Berita

Tiang Monorel Mangkrak di Senayan Akan Diubah Jadi Videotron dan Reklame

Advertisement

Pemerintah Provinsi DKI Jakarta memutuskan untuk tidak membongkar seluruh tiang monorel yang terbengkalai. Sebagian tiang di kawasan Senayan akan dipertahankan dan diubah fungsinya menjadi videotron serta sarana reklame.

Pemanfaatan Aset di Senayan

Gubernur DKI Jakarta, Pramono Anung, menyatakan bahwa prioritas pembongkaran tiang monorel akan difokuskan di Jalan HR Rasuna Said, Jakarta Selatan. Namun, untuk area Senayan, Pemprov DKI memilih opsi pemanfaatan agar aset yang ada tetap memiliki nilai guna.

“Kalau ini sudah berjalan dengan baik, yang di Senayan memang beberapa pasti akan kami bongkar, tetapi beberapa akan kami sisakan untuk videotron dan sebagainya, untuk reklame. Jadi harus dimanfaatkan,” ujar Pramono di sela peninjauan pemotongan tiang monorel di Rasuna Said, Jakarta Selatan, Rabu (14/1/2026).

Pramono menilai bahwa mengubah tiang monorel menjadi videotron dan reklame akan lebih bermanfaat dibandingkan membongkar semuanya. Langkah ini tidak hanya menghindari pemborosan anggaran, tetapi juga diharapkan dapat memberikan pemasukan ekonomi bagi daerah.

Advertisement

Pembongkaran di Rasuna Said Dimulai

Sementara itu, proses pembongkaran tiang monorel di Jalan HR Rasuna Said telah dimulai hari ini.

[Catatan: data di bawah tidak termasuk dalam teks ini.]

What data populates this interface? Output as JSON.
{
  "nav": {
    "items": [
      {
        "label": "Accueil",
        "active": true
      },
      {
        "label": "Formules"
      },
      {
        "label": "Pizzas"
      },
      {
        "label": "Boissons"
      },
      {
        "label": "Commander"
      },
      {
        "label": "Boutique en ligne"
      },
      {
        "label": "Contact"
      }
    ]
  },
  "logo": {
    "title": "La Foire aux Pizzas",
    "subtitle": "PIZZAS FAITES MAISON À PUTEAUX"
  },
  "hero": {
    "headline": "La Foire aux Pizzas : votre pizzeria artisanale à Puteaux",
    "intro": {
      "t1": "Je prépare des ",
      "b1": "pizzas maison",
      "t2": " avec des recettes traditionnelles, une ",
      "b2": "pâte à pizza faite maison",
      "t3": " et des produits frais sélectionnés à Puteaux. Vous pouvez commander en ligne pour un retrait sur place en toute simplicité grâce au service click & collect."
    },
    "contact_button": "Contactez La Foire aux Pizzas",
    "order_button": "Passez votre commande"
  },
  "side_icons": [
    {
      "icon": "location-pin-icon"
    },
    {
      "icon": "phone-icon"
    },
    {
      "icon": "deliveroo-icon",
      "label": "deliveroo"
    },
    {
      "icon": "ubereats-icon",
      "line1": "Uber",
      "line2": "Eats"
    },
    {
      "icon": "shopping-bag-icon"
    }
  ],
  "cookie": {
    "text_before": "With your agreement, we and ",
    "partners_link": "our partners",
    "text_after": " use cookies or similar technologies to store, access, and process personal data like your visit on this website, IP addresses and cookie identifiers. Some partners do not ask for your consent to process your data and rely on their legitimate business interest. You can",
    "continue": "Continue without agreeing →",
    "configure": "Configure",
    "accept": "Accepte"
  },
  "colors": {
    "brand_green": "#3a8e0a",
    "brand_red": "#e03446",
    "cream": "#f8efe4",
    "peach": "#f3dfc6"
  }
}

Sebanyak 109 tiang monorel akan dipotong dan ditata ulang sebagai bagian dari upaya penataan kawasan. Proyek ini ditargetkan selesai pada September 2026.

Kegiatan pemotongan tiang dilakukan pada malam hari, dimulai pukul 23.00 hingga 05.00 WIB. Pemprov DKI memastikan bahwa tidak ada penutupan jalan yang dilakukan, dan pengaturan lalu lintas akan tetap dijaga untuk meminimalkan gangguan terhadap aktivitas masyarakat.

Selain pembongkaran tiang monorel, Pemprov DKI Jakarta juga mengalokasikan anggaran sekitar Rp 102 miliar untuk penataan infrastruktur di sepanjang Jalan HR Rasuna Said. Penataan ini mencakup perbaikan jalan, trotoar, sistem drainase, penerangan, serta penambahan area taman.